GREAT BLOW: Melior Resources has appointed an administrator for Goondicum ilmenite mine near Monto.
GREAT BLOW: Melior Resources has appointed an administrator for Goondicum ilmenite mine near Monto. Mackenzie Colahan

A 'great blow': Administrator confirms job losses

THE administrator of Goondicum mine near Monto has confirmed 38 employees have been made redundant as of Tuesday.

Administrator Bryan Hughes, chairman of Pitcher Partners, said the workforce has been brought down to a "care and maintenance" level.

It's believed around 50 employees were directly employed at the mine, which only reopened in November 2018 after closing in July 2015 due to weak ilmenite prices.

The administrators were called in on Sunday, Mr Hughes confirmed.

A creditors meeting will be held at Monto Shire Hall at 10.30am on Tuesday, September 17.

A former employee of the mine told the Times that workers' employment arrangements "explicitly state that we're not allowed to disclose 'confidential information', of which the conditions of our employment and subsequent termination is considered as such".

"This condition continues after we're no longer employed," the person wrote.

Monto councillor Paul Lobegeier described the news as a "great blow" to the town.

"This is not the first time this has happened," Cr Lobegeier said.


Monto councillor Paul Lobegeier.
Monto councillor Paul Lobegeier. Anastassia Perets

"It shows how fragile the mining industry can be," Cr Lobegeier said.

He said the closure would affect the town two ways: the "immediate" affect of local workers losing their jobs, and the "flow-on" effects.

"Our big fear is the domino effect," he said, noting that mine employees tended to be some of the "larger renters" in town.

Cr Lobegeier said some small businesses in town were owed a "substantial amount of money".

"They're concerned, they're worried," he said.

"As one business said to me, 'Should we have done it?'

"And I said to them, 'Well, it was a different company this time'.
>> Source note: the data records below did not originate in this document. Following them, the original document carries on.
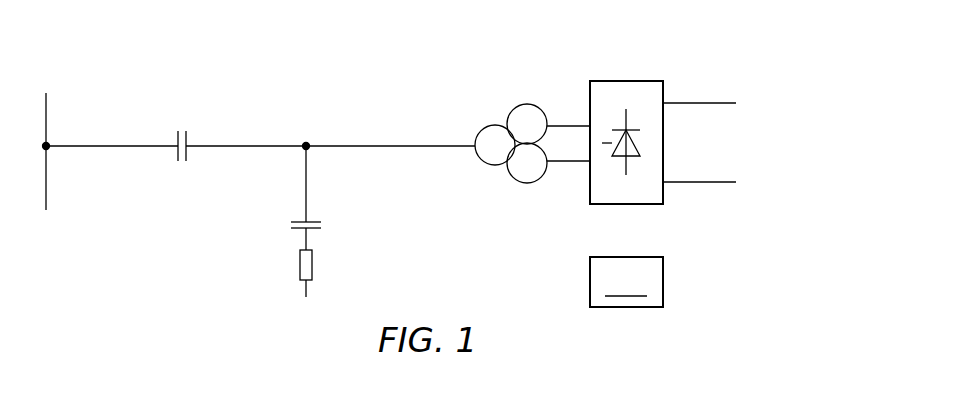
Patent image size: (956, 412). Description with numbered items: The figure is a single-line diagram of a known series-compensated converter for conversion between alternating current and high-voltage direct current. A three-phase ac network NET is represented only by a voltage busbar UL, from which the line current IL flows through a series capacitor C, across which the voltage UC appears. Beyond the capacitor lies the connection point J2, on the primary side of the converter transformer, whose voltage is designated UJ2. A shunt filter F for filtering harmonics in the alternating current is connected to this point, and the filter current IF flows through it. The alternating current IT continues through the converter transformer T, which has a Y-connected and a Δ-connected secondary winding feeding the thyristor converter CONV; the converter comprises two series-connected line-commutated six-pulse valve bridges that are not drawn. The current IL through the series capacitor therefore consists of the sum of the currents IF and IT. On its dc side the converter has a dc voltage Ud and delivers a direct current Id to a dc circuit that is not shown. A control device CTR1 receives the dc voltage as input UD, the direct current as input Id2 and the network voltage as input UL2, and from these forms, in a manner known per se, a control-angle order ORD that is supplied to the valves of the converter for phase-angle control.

The three-phase ac network NET is at (46, 101).
The voltage busbar UL is at (44, 237).
The current through the series capacitor IL is at (107, 137).
The series capacitor C is at (189, 152).
The voltage across the series capacitor UC is at (186, 114).
The connection point J2 is at (306, 144).
The voltage at the connection point UJ2 is at (271, 126).
The alternating current to the converter IT is at (440, 137).
The shunt filter F is at (306, 240).
The filter current IF is at (297, 200).
The converter transformer T is at (503, 170).
The thyristor converter CONV is at (604, 81).
The direct current Id is at (720, 93).
The dc voltage Ud is at (682, 140).
The control device CTR1 is at (607, 257).
The control-angle order ORD is at (626, 204).
The dc voltage input UD is at (663, 267).
The direct current input Id2 is at (663, 297).
The network voltage input UL2 is at (626, 307).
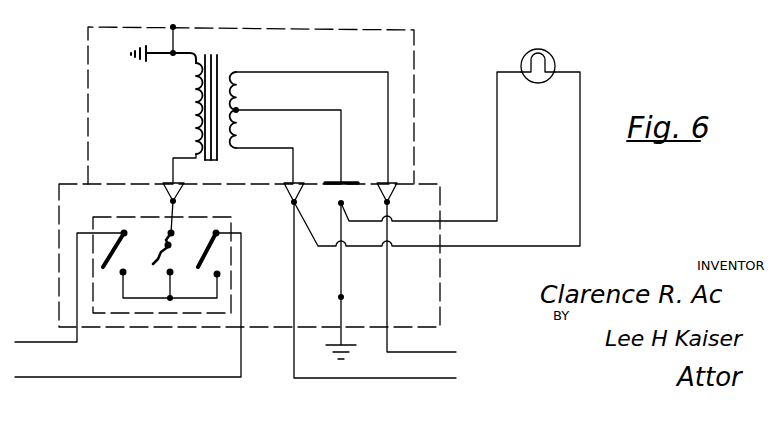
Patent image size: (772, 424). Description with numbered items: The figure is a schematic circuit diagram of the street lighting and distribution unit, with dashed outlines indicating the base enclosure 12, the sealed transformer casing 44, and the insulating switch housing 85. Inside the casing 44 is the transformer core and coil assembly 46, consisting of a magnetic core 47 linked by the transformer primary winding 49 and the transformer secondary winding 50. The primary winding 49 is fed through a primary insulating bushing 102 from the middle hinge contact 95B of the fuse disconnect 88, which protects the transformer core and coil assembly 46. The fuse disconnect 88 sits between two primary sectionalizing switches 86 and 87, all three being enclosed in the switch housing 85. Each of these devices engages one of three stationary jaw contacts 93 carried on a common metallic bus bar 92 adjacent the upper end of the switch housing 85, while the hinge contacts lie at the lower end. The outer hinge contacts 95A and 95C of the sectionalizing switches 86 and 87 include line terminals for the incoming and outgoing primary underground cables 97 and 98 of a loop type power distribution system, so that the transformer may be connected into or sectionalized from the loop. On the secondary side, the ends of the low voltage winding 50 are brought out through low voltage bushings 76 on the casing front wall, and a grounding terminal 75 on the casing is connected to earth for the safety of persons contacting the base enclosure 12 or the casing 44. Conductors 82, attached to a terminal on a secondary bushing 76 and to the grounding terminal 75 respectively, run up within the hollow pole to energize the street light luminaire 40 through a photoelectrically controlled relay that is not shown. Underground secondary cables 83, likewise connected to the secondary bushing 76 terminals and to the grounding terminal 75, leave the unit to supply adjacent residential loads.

The base enclosure 12 is at (59, 184).
The street light luminaire 40 is at (553, 53).
The transformer casing 44 is at (88, 60).
The transformer core and coil assembly 46 is at (227, 61).
The magnetic core 47 is at (212, 163).
The transformer primary winding 49 is at (192, 112).
The transformer secondary winding 50 is at (233, 88).
The grounding terminal 75 is at (340, 202).
The low voltage bushings 76 is at (285, 187).
The conductors 82 is at (557, 247).
The underground secondary cables 83 is at (293, 262).
The switch housing 85 is at (218, 313).
The primary sectionalizing switch 86 is at (117, 252).
The primary sectionalizing switch 87 is at (167, 254).
The fuse disconnect 88 is at (153, 264).
The bus bar 92 is at (192, 298).
The stationary jaw contacts 93 is at (123, 272).
The outer hinge contact 95A is at (124, 233).
The middle hinge contact 95B is at (172, 233).
The outer hinge contact 95C is at (217, 233).
The primary underground cable 97 is at (27, 342).
The primary underground cable 98 is at (118, 377).
The primary insulating bushing 102 is at (163, 185).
"It's like putting a crop in the ground and a flood comes.

"Mining is risky stuff, farming is risky stuff.

"Do we as humans stop taking the risk?"

He said he believed Monto had the resilience to pull through.

"It's a test of resolve for the community, it's a test we've gotten through before," Cr Lobegeier said.
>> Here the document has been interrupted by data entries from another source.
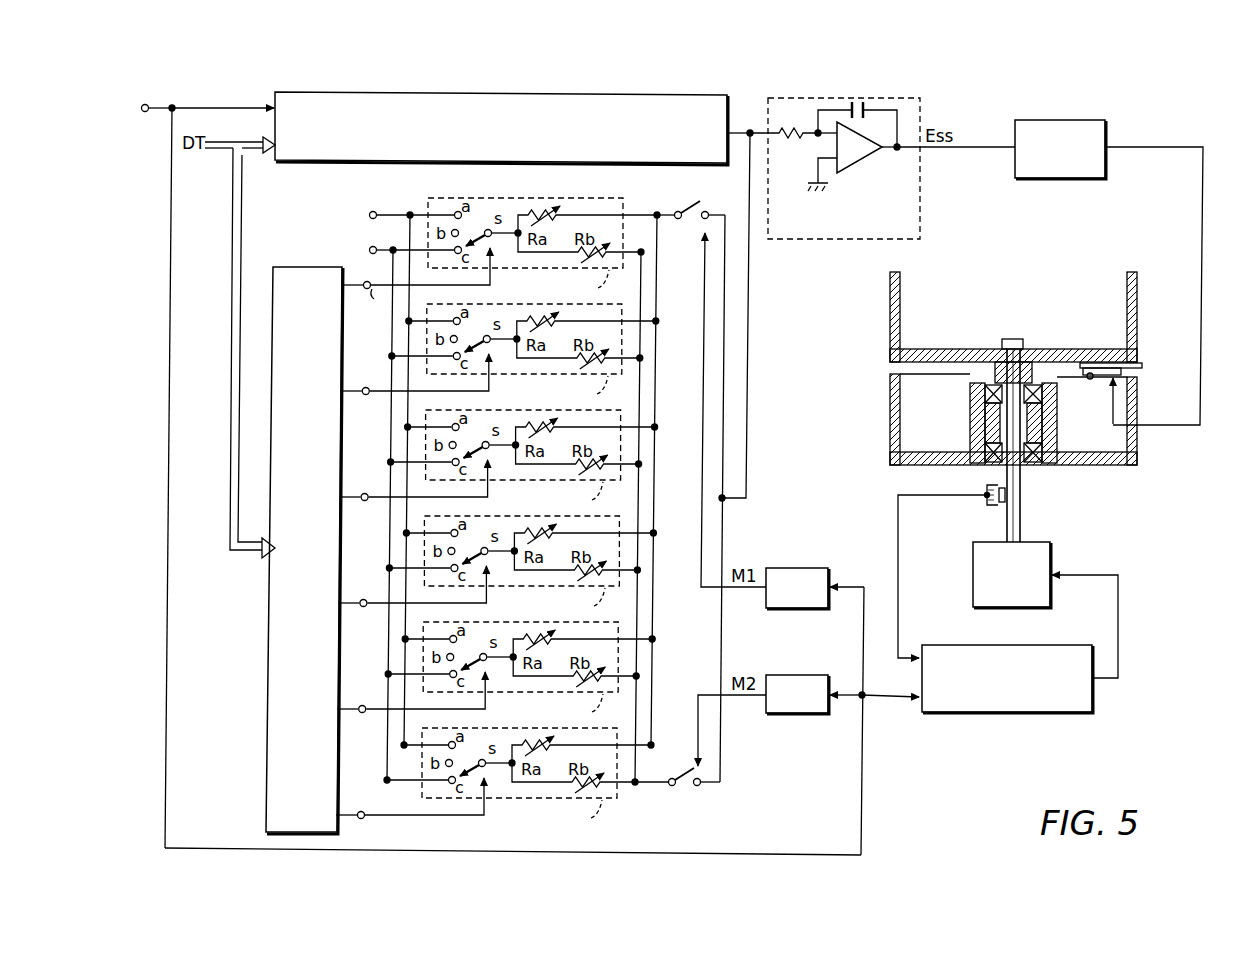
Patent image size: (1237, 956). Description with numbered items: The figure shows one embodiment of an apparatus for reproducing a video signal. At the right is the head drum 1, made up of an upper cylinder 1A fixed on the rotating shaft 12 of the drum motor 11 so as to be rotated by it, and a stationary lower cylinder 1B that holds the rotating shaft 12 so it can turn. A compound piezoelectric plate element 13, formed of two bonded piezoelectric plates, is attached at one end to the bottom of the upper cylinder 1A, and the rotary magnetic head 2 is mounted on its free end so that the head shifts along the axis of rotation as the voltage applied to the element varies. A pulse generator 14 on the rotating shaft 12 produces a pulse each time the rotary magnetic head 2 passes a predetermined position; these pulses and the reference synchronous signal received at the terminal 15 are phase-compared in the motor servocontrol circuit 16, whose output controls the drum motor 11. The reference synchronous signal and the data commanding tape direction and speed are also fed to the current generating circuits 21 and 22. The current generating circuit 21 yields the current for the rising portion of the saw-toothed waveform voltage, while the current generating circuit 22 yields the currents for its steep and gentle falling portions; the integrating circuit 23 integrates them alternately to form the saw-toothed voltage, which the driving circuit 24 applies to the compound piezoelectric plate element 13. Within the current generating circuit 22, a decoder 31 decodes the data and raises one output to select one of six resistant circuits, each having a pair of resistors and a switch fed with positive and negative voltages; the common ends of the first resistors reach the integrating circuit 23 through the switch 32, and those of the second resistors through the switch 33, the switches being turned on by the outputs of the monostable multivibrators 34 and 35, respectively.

The head drum 1 is at (846, 333).
The upper cylinder 1A is at (890, 342).
The lower cylinder 1B is at (890, 391).
The rotary magnetic head 2 is at (1140, 364).
The drum motor 11 is at (973, 552).
The rotating shaft 12 is at (1020, 514).
The compound piezoelectric plate element 13 is at (1140, 374).
The pulse generator 14 is at (986, 506).
The terminal 15 is at (143, 113).
The motor servocontrol circuit 16 is at (934, 645).
The current generating circuit 21 is at (315, 165).
The current generating circuit 22 is at (224, 746).
The integrating circuit 23 is at (920, 216).
The driving circuit 24 is at (1093, 180).
The decoder 31 is at (293, 266).
The switch 32 is at (689, 208).
The switch 33 is at (676, 766).
The monostable multivibrator 34 is at (786, 568).
The monostable multivibrator 35 is at (786, 675).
"We roll with the punches and come back up.

"I've got every faith in this community having a depth of inner strength."

Goondicum mine's operators Melior Resources posted a notice on the Toronto Stock Exchange saying in the opinion of the directors of its subsidiaries, Goondicum Resources and Melior Australia, "the Subsidiaries are insolvent or are likely to become insolvent at some future time."

"The subsidiaries have been unable to obtain additional funding necessary to satisfy the ongoing cash needs of the business resulting from the continuing production underperformance at the Goondicum mine," the notice said.
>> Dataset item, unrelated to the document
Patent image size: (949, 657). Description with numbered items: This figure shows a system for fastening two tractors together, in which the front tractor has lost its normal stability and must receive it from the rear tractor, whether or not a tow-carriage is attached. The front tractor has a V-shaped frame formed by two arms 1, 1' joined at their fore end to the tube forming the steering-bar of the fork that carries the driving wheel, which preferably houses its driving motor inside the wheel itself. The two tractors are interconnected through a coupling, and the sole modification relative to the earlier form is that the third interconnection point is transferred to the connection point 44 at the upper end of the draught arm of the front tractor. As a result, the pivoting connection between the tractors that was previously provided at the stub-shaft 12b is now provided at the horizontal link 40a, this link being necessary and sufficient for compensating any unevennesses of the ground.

Pitcher Partners chairman Bryan Hughes.
Pitcher Partners chairman Bryan Hughes. LinkedIn

He said the mine had been experiencing "a number of technical issues", including with the "quality and grade" of the ilmenite.

Grade refers to the quantity or percentage of mineral, in this case ilmenite, present within mined ore.

This led to "viability concerns", Mr Hughes said.

He said Pitcher Partners have now begun undertaking a "technical review" of the mine site.

Initially, this will involve an "infill drilling program".

Infill drilling programs are used to test for the consistency of minerals in mine sites.

At Goondicum, this was originally done at a space of 120m apart.

However, as part of the technical review, the spacing between infill drill holes will be reduced to 40m.

"This will give us better information about the ore body," Mr Hughes said.

This review could result in the identification of new capital expenditure requirements, Mr Hughes said, which could lead to a "whole new financial model" being needed.

"The good news is that the product (ilmenite) is enjoying strong demand, as long as the quality and quantity is there," he said.

Mr Hughes said at this early stage of his investigations, he expected a pause in operations "of around six months".

"If it's less, great, if it's more, that's not unexpected," he said.

He said he wasn't able to say whether the technical issues at the mine should have been picked up at the due diligence phase.

"We're all geniuses in hindsight," Mr Hughes said.

"Whenever you ramp up production, there's always teething issues.

"As you go on, you hope there's less rather than more, but that hasn't happened, so it's time to take a step back.

"My current focus is to look for a way forward."